Many of our clients, from functions such as logistics and marketing, who had never thought of Forex hedging are now being regularly pulled into related discussions at board levels. Some of our recent engagements have seen large suppliers increasing costs between 3-5%, as they are no longer able to absorb them into their supply chains.
Then there is the skill issue. A large section of our retail labour force, including the shop floor workers, the warehouse operatives and the drivers, are facing an uncertain future. There are multiple reports highlighting a shortage of such skills in the UK labour market. This is bound to hit the bottom line in the short term.
Though these impacts vary based on products, they need to be analysed based on the length of the supply chain and which countries it touches. Never has there been a stronger need to have a full understanding of a supply chain, to understand and prepare for the risks ahead.
Increased cost price is one of the, if not the most, important talks of the town in the last year or so. 4C Associates have been working with our clients largely on understanding the right cost models, the potential impacts and mitigation projects. It is estimated that most of UK retailers buy at least 15% of their products internationally, with over 8% from the EU. However, they will need to understand the threat on the remaining 85% of British produce as well, as they might have roots in the EU. There might be an opportunity in revisiting the logistics network and transport model to achieve optimisation.

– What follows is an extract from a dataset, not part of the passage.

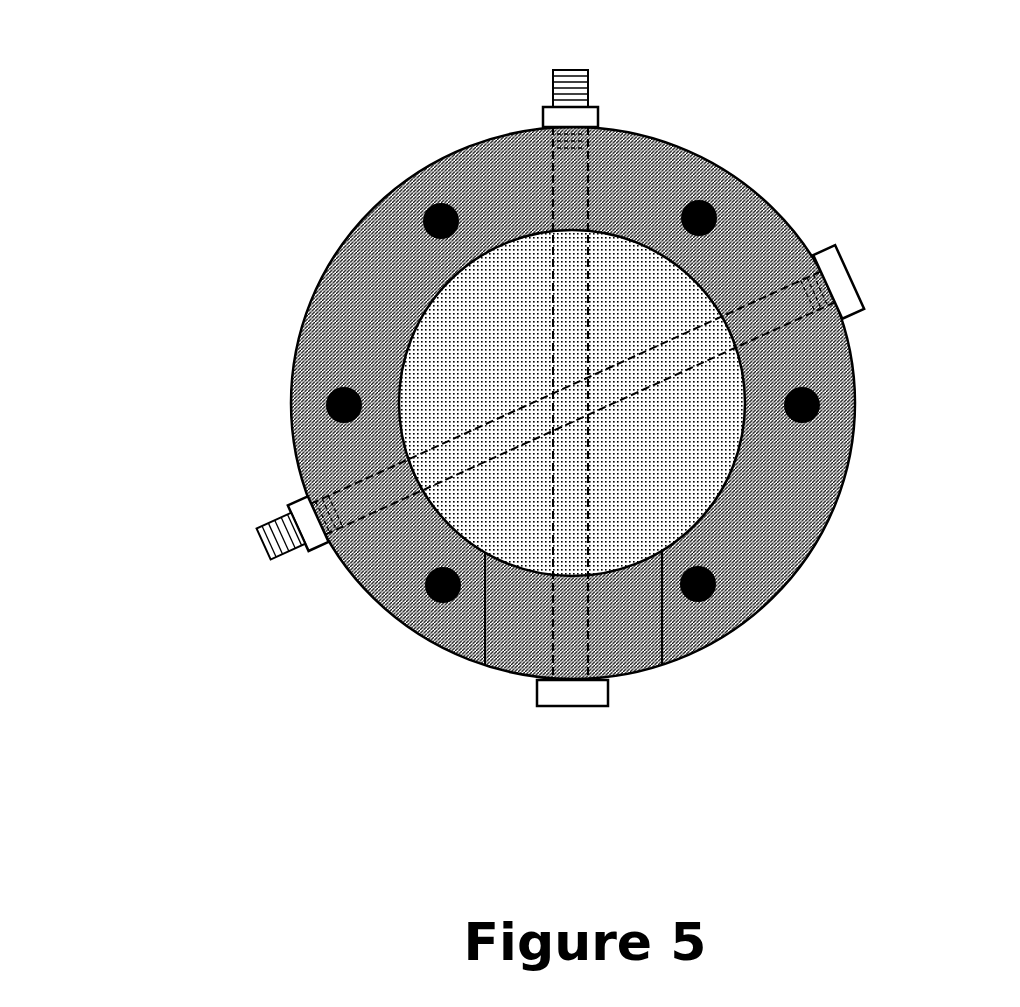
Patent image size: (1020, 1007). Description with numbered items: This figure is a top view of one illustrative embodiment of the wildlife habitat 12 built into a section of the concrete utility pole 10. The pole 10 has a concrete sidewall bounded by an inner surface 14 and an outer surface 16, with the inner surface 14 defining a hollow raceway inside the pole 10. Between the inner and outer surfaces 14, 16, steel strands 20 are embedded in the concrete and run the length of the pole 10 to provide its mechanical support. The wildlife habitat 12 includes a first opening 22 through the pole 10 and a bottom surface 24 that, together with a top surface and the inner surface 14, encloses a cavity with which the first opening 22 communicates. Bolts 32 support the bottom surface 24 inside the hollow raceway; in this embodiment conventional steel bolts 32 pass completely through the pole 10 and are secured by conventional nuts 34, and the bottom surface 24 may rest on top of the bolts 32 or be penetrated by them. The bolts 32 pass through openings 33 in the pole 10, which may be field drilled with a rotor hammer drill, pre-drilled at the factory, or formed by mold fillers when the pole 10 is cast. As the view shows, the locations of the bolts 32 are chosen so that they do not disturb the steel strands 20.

It is important for retailers to measure their exposure to the skillset under risk. Whether this calls for more automation is another question altogether. But in the short term, retailers need to measure their exposure across their supply chain. Even if your suppliers manage delivery of products to your warehouse, if there is a shortage of drivers, your business will be impacted by it. It might be important to analyse your contracts and map your capabilities for the next few years.
It is important for retailers to understand the change in sales pattern by products and customer groups in the last year. With most of the retailers having multiple channels, it might be a good idea to understand the shift in customer preferences. This will help in redefining the customer propositions to maximise top line.
Brazing for Impact
In the last 6 months, we have seen more of our clients reconsidering offerings and analysing their supply chains on more than 2 levels. With many of our clients and their suppliers already running tight ships on tighter margins, they will need to get more innovative to keep any increases from the customers. However, with multiple scenarios emerging post Brexit, it is even more important to model the most probable one, identify the right levers and braze for impact.